Job Title : Claims Examiner
Location : Philadelphia, PA 19106
Duration : 6 months
Position Type : Hourly contract Position (W2 only)
- Note : Job Schedule Hybrid Role 3 / 2 Schedule with 3 days in office-Monday / Wed / Thurs
- Job Hours-8 : 00am-6 : 00pm flexible-to be discussed with manager
- The standard work week is 40 hours per week (3 in office / 2 from home work week) and any overtime work has to be approved by the hiring manager in advance .
Job Description
Responsibilities
- Duties may include, but are not limited to : Accurately evaluate and process claims based on relevant documentation.
- Evaluate claim submissions, determine policy benefits, and request additional information as required to finalize claims.

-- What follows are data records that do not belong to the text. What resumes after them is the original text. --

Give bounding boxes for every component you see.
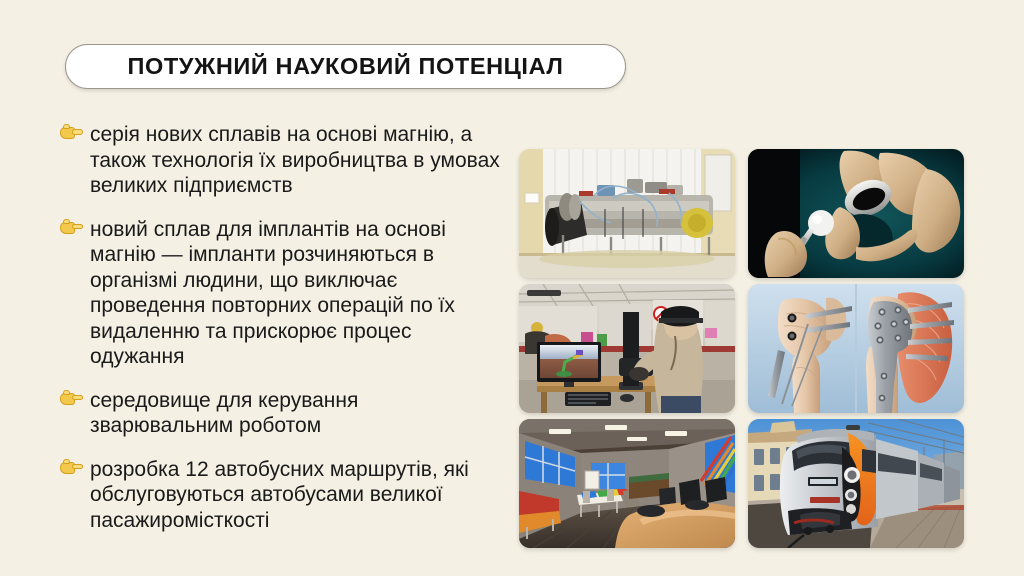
slide-root: ПОТУЖНИЙ НАУКОВИЙ ПОТЕНЦІАЛ серія нових … [0, 0, 1024, 576]
photo-hip-implant [748, 149, 964, 278]
image-gallery [519, 149, 964, 548]
list-item: серія нових сплавів на основі магнію, а … [60, 122, 500, 199]
list-item-label: серія нових сплавів на основі магнію, а … [90, 122, 500, 199]
photo-vr-welding-operator [519, 284, 735, 413]
page-title-pill: ПОТУЖНИЙ НАУКОВИЙ ПОТЕНЦІАЛ [65, 44, 626, 89]
pointing-right-hand-icon [60, 122, 90, 144]
pointing-right-hand-icon [60, 388, 90, 410]
pointing-right-hand-icon [60, 217, 90, 239]
pointing-right-hand-icon [60, 457, 90, 479]
photo-high-speed-train [748, 419, 964, 548]
list-item: новий сплав для імплантів на основі магн… [60, 217, 500, 370]
list-item: середовище для керування зварювальним ро… [60, 388, 500, 439]
photo-turbine-engine [519, 149, 735, 278]
page-title: ПОТУЖНИЙ НАУКОВИЙ ПОТЕНЦІАЛ [127, 53, 563, 80]
list-item-label: новий сплав для імплантів на основі магн… [90, 217, 500, 370]
list-item-label: середовище для керування зварювальним ро… [90, 388, 500, 439]
list-item-label: розробка 12 автобусних маршрутів, які об… [90, 457, 500, 534]
bullet-list: серія нових сплавів на основі магнію, а … [60, 122, 500, 533]
photo-3d-interior-render [519, 419, 735, 548]
photo-bone-plate-implant [748, 284, 964, 413]
list-item: розробка 12 автобусних маршрутів, які об… [60, 457, 500, 534]
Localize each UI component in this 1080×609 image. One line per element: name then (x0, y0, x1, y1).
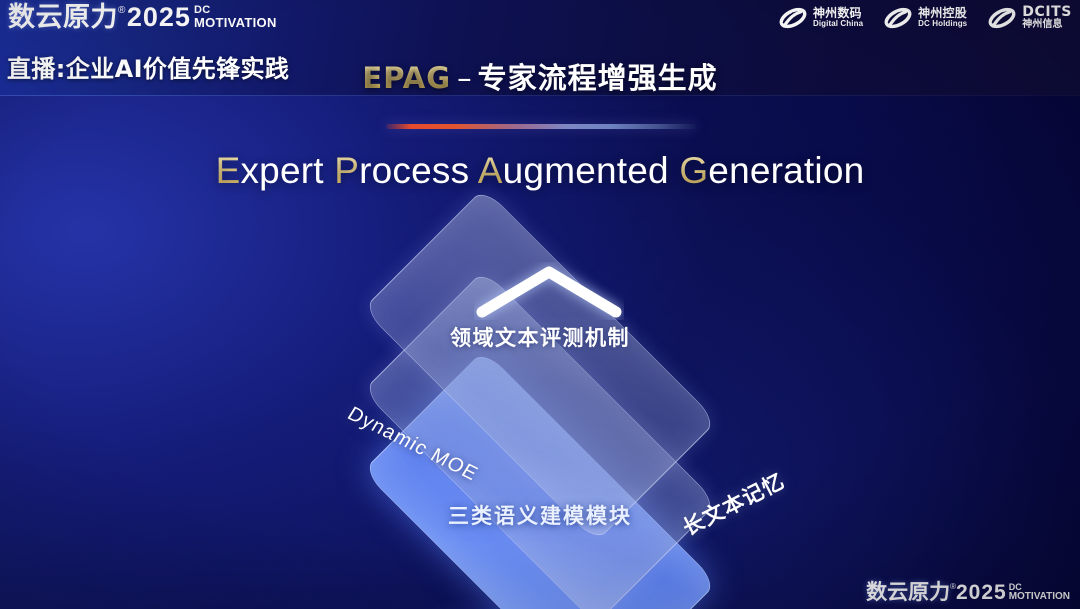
expansion-word-augmented: Augmented (478, 150, 669, 191)
title-dash: – (457, 61, 472, 95)
title-divider (386, 124, 696, 129)
expansion-word-generation: Generation (679, 150, 864, 191)
expansion-rest-process: rocess (359, 150, 469, 191)
corp-logo-text: DCITS 神州信息 (1022, 5, 1072, 31)
watermark-year: 2025 (956, 582, 1007, 603)
corp-logo-digital-china: 神州数码 Digital China (778, 5, 863, 31)
footer-watermark-logo: 数云原力 ® 2025 DC MOTIVATION (866, 582, 1070, 603)
expansion-cap-g: G (679, 150, 708, 191)
swoosh-icon (778, 5, 808, 31)
corp-logo-dc-holdings: 神州控股 DC Holdings (883, 5, 967, 31)
event-brand-logo: 数云原力 ® 2025 DC MOTIVATION (8, 4, 277, 31)
acronym-expansion: Expert Process Augmented Generation (0, 150, 1080, 192)
corp-logo-text: 神州控股 DC Holdings (918, 7, 967, 29)
corp-name-en: DCITS (1022, 5, 1072, 20)
corp-name-en: DC Holdings (918, 20, 967, 29)
chevron-up-icon (474, 262, 624, 320)
brand-year: 2025 (127, 4, 191, 31)
swoosh-icon (883, 5, 913, 31)
corporate-logo-group: 神州数码 Digital China 神州控股 DC Holdings (778, 5, 1072, 31)
layer-top-plate (363, 188, 718, 543)
swoosh-icon (987, 5, 1017, 31)
layer-top-label: 领域文本评测机制 (282, 322, 798, 352)
expansion-word-process: Process (334, 150, 469, 191)
expansion-rest-expert: xpert (240, 150, 323, 191)
slide-canvas: 数云原力 ® 2025 DC MOTIVATION 直播:企业AI价值先锋实践 … (0, 0, 1080, 609)
layer-bottom-label: 三类语义建模模块 (282, 500, 798, 530)
corp-name-cn: 神州信息 (1022, 20, 1072, 31)
watermark-motivation-label: MOTIVATION (1009, 592, 1070, 602)
brand-name-cn: 数云原力 (8, 4, 118, 31)
brand-motivation-label: MOTIVATION (194, 16, 277, 29)
corp-logo-text: 神州数码 Digital China (813, 7, 863, 29)
watermark-name-cn: 数云原力 (866, 582, 950, 603)
corp-name-en: Digital China (813, 20, 863, 29)
watermark-dc-motivation: DC MOTIVATION (1009, 583, 1070, 602)
title-chinese: 专家流程增强生成 (478, 61, 718, 95)
expansion-rest-generation: eneration (708, 150, 864, 191)
expansion-cap-p: P (334, 150, 359, 191)
layered-architecture-diagram: 领域文本评测机制 Dynamic MOE 长文本记忆 三类语义建模模块 (282, 222, 798, 572)
expansion-cap-e: E (216, 150, 241, 191)
slide-title: EPAG–专家流程增强生成 (0, 55, 1080, 97)
brand-registered-mark: ® (118, 6, 126, 16)
diagram-layer-top (375, 200, 705, 530)
expansion-rest-augmented: ugmented (503, 150, 669, 191)
expansion-word-expert: Expert (216, 150, 324, 191)
corp-logo-dcits: DCITS 神州信息 (987, 5, 1072, 31)
brand-dc-motivation: DC MOTIVATION (194, 5, 277, 29)
title-acronym: EPAG (362, 61, 451, 95)
expansion-cap-a: A (478, 150, 503, 191)
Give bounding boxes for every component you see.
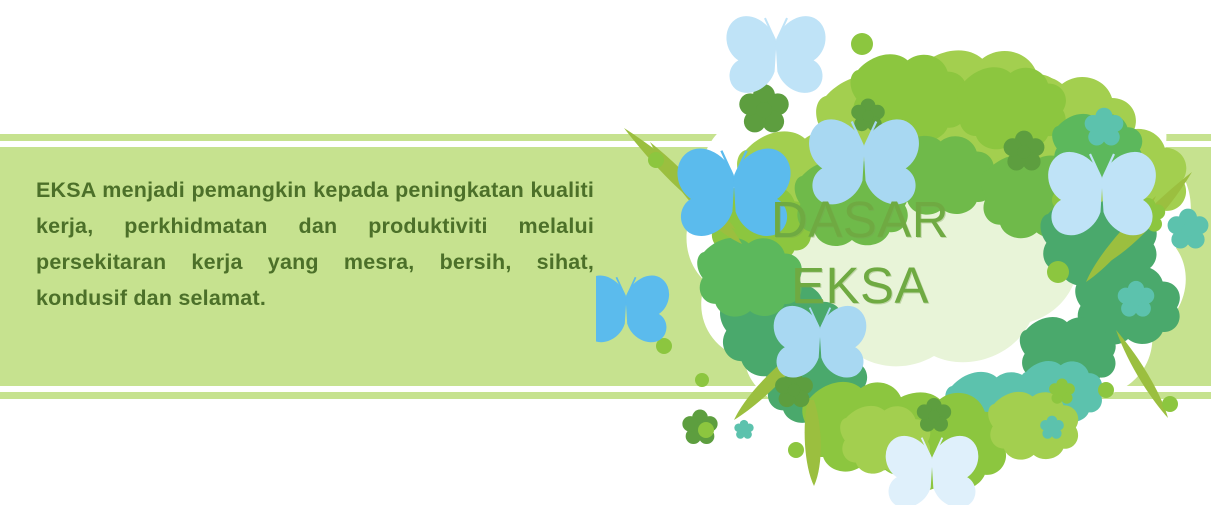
butterfly-blue-small [596, 276, 669, 342]
eksa-policy-banner: EKSA menjadi pemangkin kepada peningkata… [0, 0, 1211, 505]
vision-statement: EKSA menjadi pemangkin kepada peningkata… [36, 172, 594, 316]
foliage-wreath-illustration [596, 0, 1211, 505]
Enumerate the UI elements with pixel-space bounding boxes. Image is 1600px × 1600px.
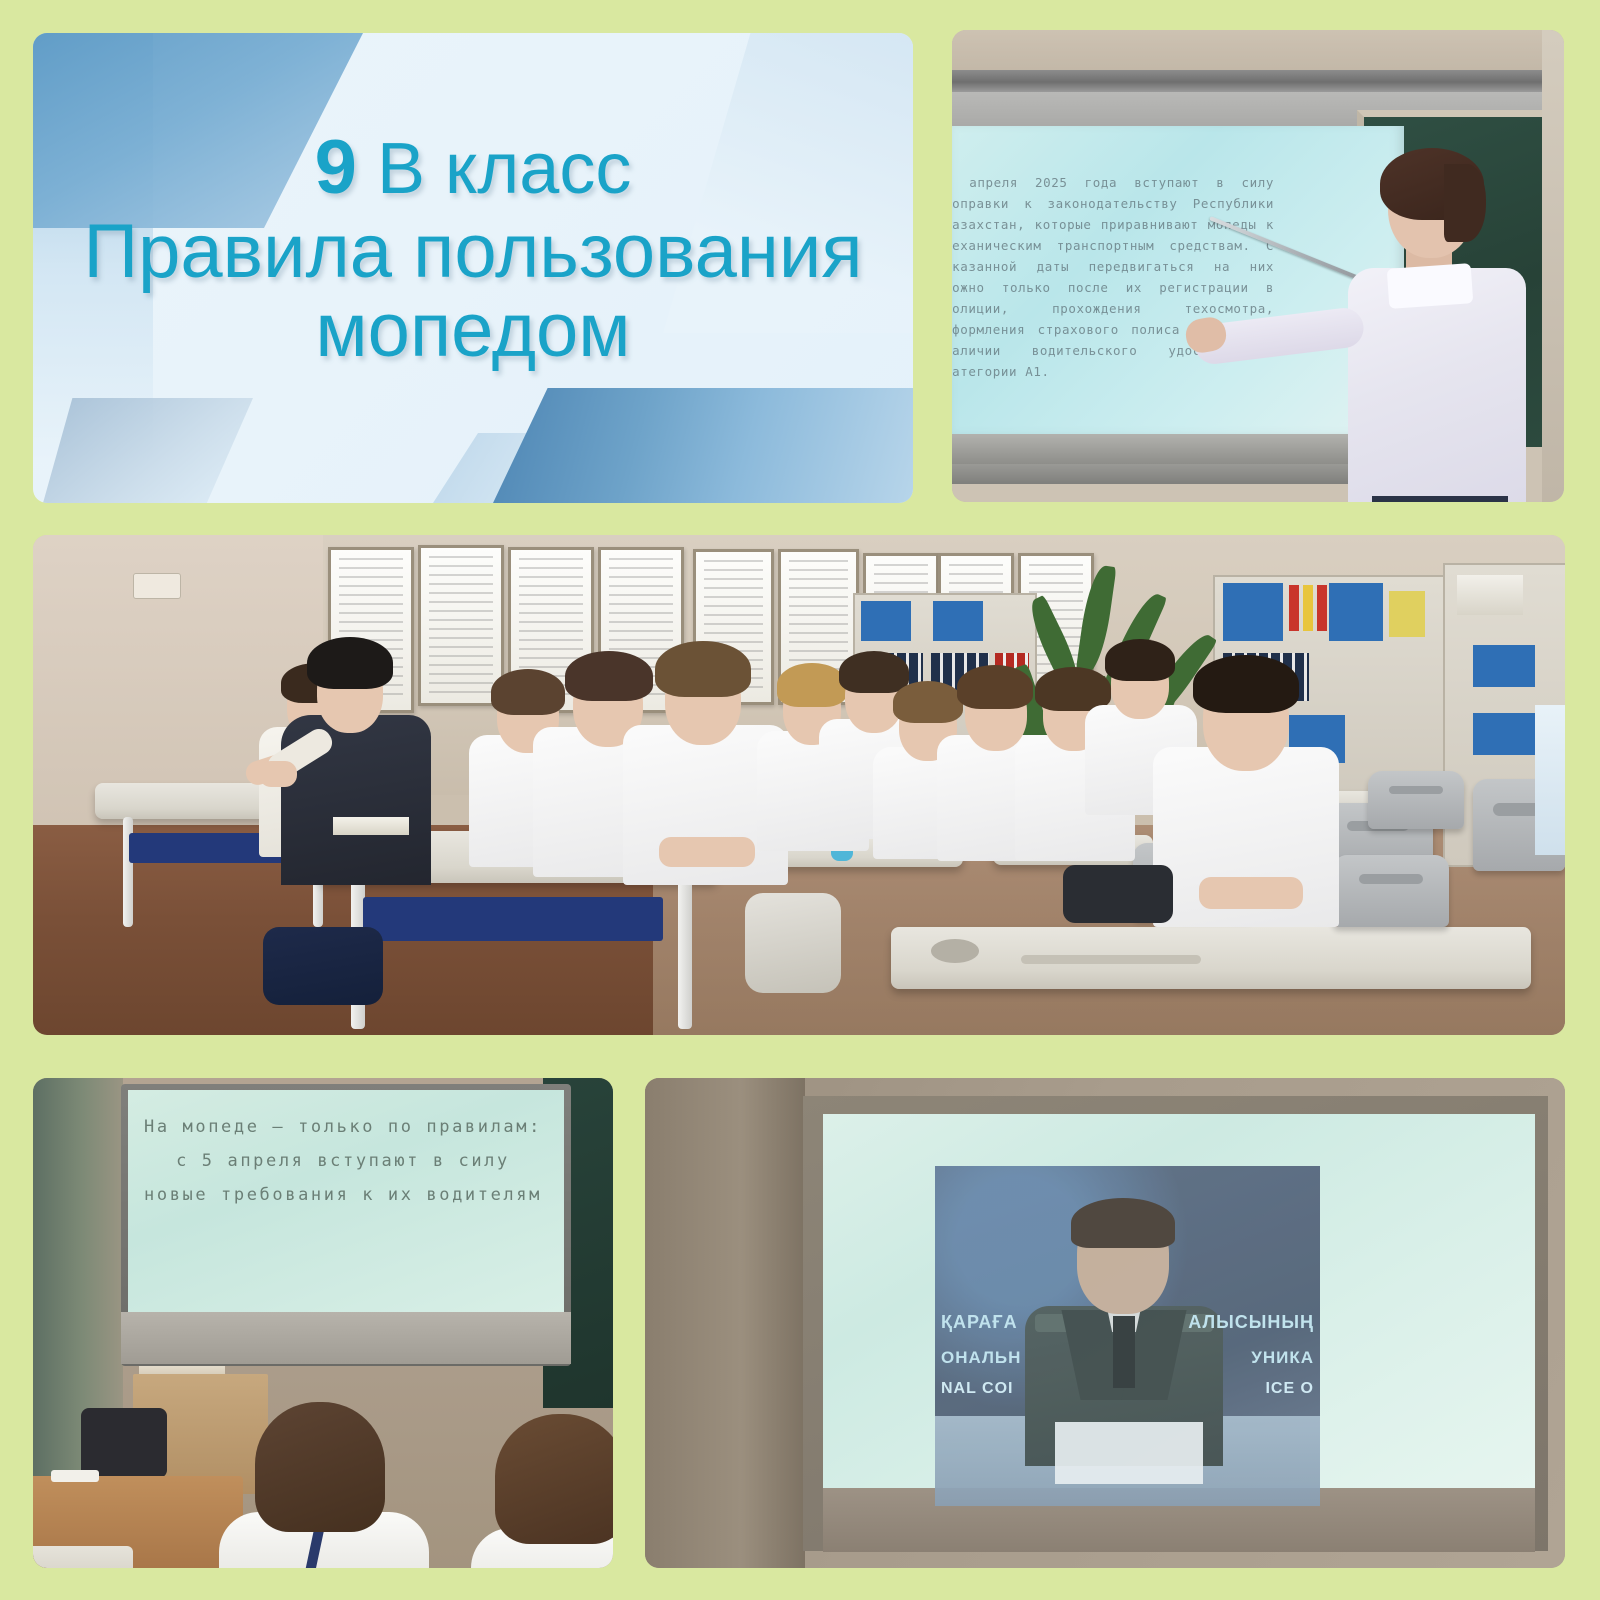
caption-en-left: NAL COI [941,1380,1013,1398]
papers-stack [1457,575,1523,615]
officer-hair [1071,1198,1175,1248]
grade-letter: В класс [377,129,631,209]
presenter-trousers [1372,496,1508,502]
remote-control [51,1470,99,1482]
classroom-students-photo [33,535,1565,1035]
wall-left-column [645,1078,805,1568]
shelf-blue-panel [1473,645,1535,687]
right-wall-strip [1542,30,1564,502]
student-back-right [471,1414,613,1568]
presenter-student [1336,148,1536,502]
student-hair [307,637,393,689]
desk-groove [1021,955,1201,964]
projection-screen-photo: На мопеде – только по правилам: с 5 апре… [33,1078,613,1568]
student-hair [255,1402,385,1532]
flag-red-2 [1317,585,1327,631]
notebook-stack [333,817,409,835]
backpack [1063,865,1173,923]
video-frame: ҚАРАҒА АЛЫСЫНЫҢ ОНАЛЬН УНИКА NAL COI ICE… [935,1166,1320,1506]
shelf-blue-panel [1329,583,1383,641]
screen-lower-panel [121,1312,571,1364]
window [1535,705,1565,855]
caption-kz-right: АЛЫСЫНЫҢ [1188,1312,1314,1333]
desk-leg [678,879,692,1029]
caption-ru-right: УНИКА [1251,1348,1314,1368]
ceiling [952,30,1564,70]
grade-number: 9 [315,125,357,210]
title-line-3: мопедом [33,292,913,370]
shelf-blue-panel [1473,713,1535,755]
student-hair [655,641,751,697]
photo-collage: 9 В класс Правила пользования мопедом 5 … [0,0,1600,1600]
shelf-blue-panel [933,601,983,641]
empty-chair [1368,771,1464,829]
black-chair [81,1408,167,1478]
title-line-2: Правила пользования [33,213,913,291]
empty-desk-foreground [891,927,1531,989]
studio-papers [1055,1422,1203,1484]
student-hand [259,761,297,787]
video-briefing-photo: ҚАРАҒА АЛЫСЫНЫҢ ОНАЛЬН УНИКА NAL COI ICE… [645,1078,1565,1568]
desk-hole [931,939,979,963]
video-caption-english: NAL COI ICE O [935,1380,1320,1398]
presenter-collar [1387,263,1474,309]
backpack [745,893,841,993]
student-back-left [219,1402,429,1568]
ceiling-rail [952,70,1564,92]
shelf-blue-panel [1223,583,1283,641]
student-hair [1193,655,1299,713]
caption-kz-left: ҚАРАҒА [941,1312,1018,1333]
student-foreground [1153,643,1343,903]
screen-slide-text: На мопеде – только по правилам: с 5 апре… [143,1110,543,1212]
student-desk-corner [33,1546,133,1568]
box-yellow [1389,591,1425,637]
backpack [263,927,383,1005]
video-caption-russian: ОНАЛЬН УНИКА [935,1348,1320,1368]
student-hands [1199,877,1303,909]
title-slide-card: 9 В класс Правила пользования мопедом [33,33,913,503]
empty-chair [1333,855,1449,927]
desk-side-panel [363,897,663,941]
student-hands [659,837,755,867]
decor-bottom-right-shape [493,388,913,503]
student-hair [495,1414,613,1544]
page-title: 9 В класс Правила пользования мопедом [33,129,913,370]
presentation-board-photo: 5 апреля 2025 года вступают в силу попра… [952,30,1564,502]
flag-red [1289,585,1299,631]
caption-en-right: ICE O [1265,1380,1314,1398]
decor-bottom-right-shape-2 [433,433,583,503]
flag-yellow [1303,585,1313,631]
video-caption-kazakh: ҚАРАҒА АЛЫСЫНЫҢ [935,1312,1320,1333]
presenter-hair-side [1444,164,1486,242]
title-line-grade: 9 В класс [33,129,913,207]
caption-ru-left: ОНАЛЬН [941,1348,1021,1368]
shelf-blue-panel [861,601,911,641]
light-switch [133,573,181,599]
decor-bottom-left-shape [43,398,253,503]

- Manage inquiries, escalations, and pending files on claim decisions.
- Provide exceptional customer service by promptly following up and collaborating with internal and external business partners to address concerns and / or questions.
- Build broad knowledge of the various online systems for claims processing, imaging and policy administration.
- Maintain appropriate documentation on all claim files and manage caseload in a timely manner while meeting quality standards and SLAs.
- Research, analyze, and interpret policy language and state law as it relates to submitted claims.
- Communicate and collaborate effectively with Adjusters, Supervisors, and Managers to ensure service levels are met daily.
- Recognize, prioritize, and escalate service and claims issues according to escalation guidelines.
- Support an environment of continuous improvement by offering ideas and suggestions to improve workflows and processes.
- Performs other duties as assigned.
Skills 5 - 7 years of auditing Accident and Health Claims processing, AD&D claim processing or claim investigation experience preferred.
- Experience in a customer interfacing position with progressive responsibility in role.
- Experience with case management process and ability to implement case management processes with clients.
- Understanding and ability to effectively manage PPO networks to ensure cost savings measures.
- Strong communication and writing abilities.
- Ability to interact with senior management both internally and with our external business partners.
- Able to work under tight deadlines with limited oversight.
Education / Experience :
- Bachelor's degree or proven insurance related experience, Proven track record handling all types of Accident & Health claims.
- 5 - 7 years of auditing Accident and Health Claims processing, AD&D claim processing or claim investigation experience preferred.
- Ability to work independently and assimilate learning materials on many different subjects from various sources.
- Ability to deal with customers in a professional manner.
- Ability to self-motivate and self-start.
- Ability to make independent decisions using Client best practices for guidance.
- Ability to effectively work in a team environment.
- Ability to multi-task.
- Strong interpersonal, negotiation and customer service skills.
- Capable of dealing with highly visible and demanding customers.
- Highly organized and able to respond to insureds and internal and external business partners in a timely manner.